If you can brave the humidity, New York summers allow for wonderful sports and cultural experiences. The trick is keeping costs down, especially when friends have disposable fundage. This year, I’ll be looking into cheaper, constructive ways of socializing. And with luck, there’ll be food involved.

No excuses, man. I’m over 30, and it’s finally time to get on the boat, lest I start seriously compromising my health. I’ll begin by walking, and take it from there. Who knows? Sweat might even be involved.

…monetizing the blog in the most unobtrusive way possible.
When expected avenues of income just aren’t performing, it’s time to find other, creative ways of supporting oneself. In this case, it’s CHG. After two years of ad-free goodness, it could be a viable source of cash. The issue is doing it simply, and with integrity. Oh, capitalism.

…planning a wedding.
As a native Long Islander, I’m used to nuptials that would make the House of Windsor blush. My goal is to go with emotion over opulence, and maybe have some pie. The time off should be ideal for researching this.

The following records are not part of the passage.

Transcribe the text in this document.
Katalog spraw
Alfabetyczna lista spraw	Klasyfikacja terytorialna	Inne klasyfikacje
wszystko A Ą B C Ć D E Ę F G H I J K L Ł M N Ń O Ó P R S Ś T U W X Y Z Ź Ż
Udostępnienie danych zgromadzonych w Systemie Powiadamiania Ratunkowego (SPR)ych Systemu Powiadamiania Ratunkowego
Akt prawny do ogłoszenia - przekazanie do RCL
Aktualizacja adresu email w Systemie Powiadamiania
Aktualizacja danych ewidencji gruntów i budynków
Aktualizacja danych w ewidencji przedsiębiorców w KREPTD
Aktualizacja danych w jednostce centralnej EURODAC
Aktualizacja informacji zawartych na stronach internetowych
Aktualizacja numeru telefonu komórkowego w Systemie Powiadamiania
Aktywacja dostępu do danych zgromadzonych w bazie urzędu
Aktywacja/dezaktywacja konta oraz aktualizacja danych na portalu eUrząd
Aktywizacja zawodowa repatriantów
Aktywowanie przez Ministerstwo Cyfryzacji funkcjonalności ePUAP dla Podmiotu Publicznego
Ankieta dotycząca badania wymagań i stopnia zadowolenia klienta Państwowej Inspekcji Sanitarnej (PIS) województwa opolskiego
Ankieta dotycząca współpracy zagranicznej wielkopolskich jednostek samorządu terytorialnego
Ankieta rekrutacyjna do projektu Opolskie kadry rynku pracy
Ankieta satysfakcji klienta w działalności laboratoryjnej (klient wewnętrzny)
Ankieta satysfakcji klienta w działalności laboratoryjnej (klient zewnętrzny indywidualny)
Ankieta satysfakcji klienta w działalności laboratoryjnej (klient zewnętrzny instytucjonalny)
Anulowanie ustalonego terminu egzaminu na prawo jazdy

Reading this back to myself, it’s fairly indulgent. But I hope it’s worth something – I hope it keeps me on track, and helps y’all plan for/look on the bright side of whatever might lie ahead. Unemployment isn’t the end of the world. In fact, sometimes it’s just the beginning.

(P.S. Check back with me in three months, when I’m eating cat food and ranting to Husband-Elect about the iniquities of Plinko. My tune might be different.)

Readers, what do you do to make the most out of unemployment?